Outside the Atlantic nations, however, there remains horrifying poverty because those material gains have been inequitably distributed. The British economist Barbara Ward (1914-81) used to point out that in the developing countries hundreds of millions still lack access to so basic a necessity as pure drinking water. Like a winning and persuasive prophet, she did a great deal to awaken the affluent societies of the North to a sense of global responsibility. Of her 1962 book, The Rich Nations and the Poor Nations, Lyndon B. Johnson said, "I read it like I read the Bible."

In many books and speeches, Barbara Ward argued with optimistic eloquence that world poverty could be eliminated if the rich nations moderated their conspicuous consumption, shared their resources and conserved the natural environment. If the third millennium proves her right, humanity will have lifted itself to its highest plane so far.

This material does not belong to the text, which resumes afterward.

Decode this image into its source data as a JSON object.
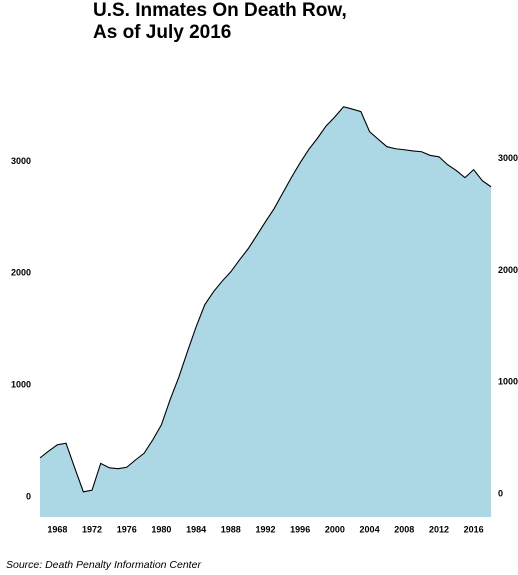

That is more likely to happen if in the new millennium the nationalism that has dominated the political history of the past four centuries is balanced by a general and effective conviction that all people belong to a worldwide human family.

In the middle of the 19th century, when the great European nation-states were roaring over the earth and creating colonial empires, an Italian Jesuit moralist, Luigi Taparelli d'Azeglio (1793-1862) was talking like what the Old Testament would call a far-seeing oracle. He reasoned that by their very nature, human societies tend toward an international organization--that the natural law requires as much.

A world trading system already exists; a world government does not, and in many quarters the very concept evokes resistance. Fifty years ago, the John Birchers were sure that the United Nations aimed to subvert U.S. sovereignty. In Seattle last month, demonstrators denounced the World Trade Organization as globalization without representation. All the same, it is possible that in the centuries to come, the nations of the world, without surrendering their identities and sovereignty, may find a way, as the Second Vatican Council put it, to "lay international foundations under the whole human community."

Christians believe that neither this nor any other hope for the future can be realized without grace, and so until the end of the ages they will continue to pray: "Thy kingdom come."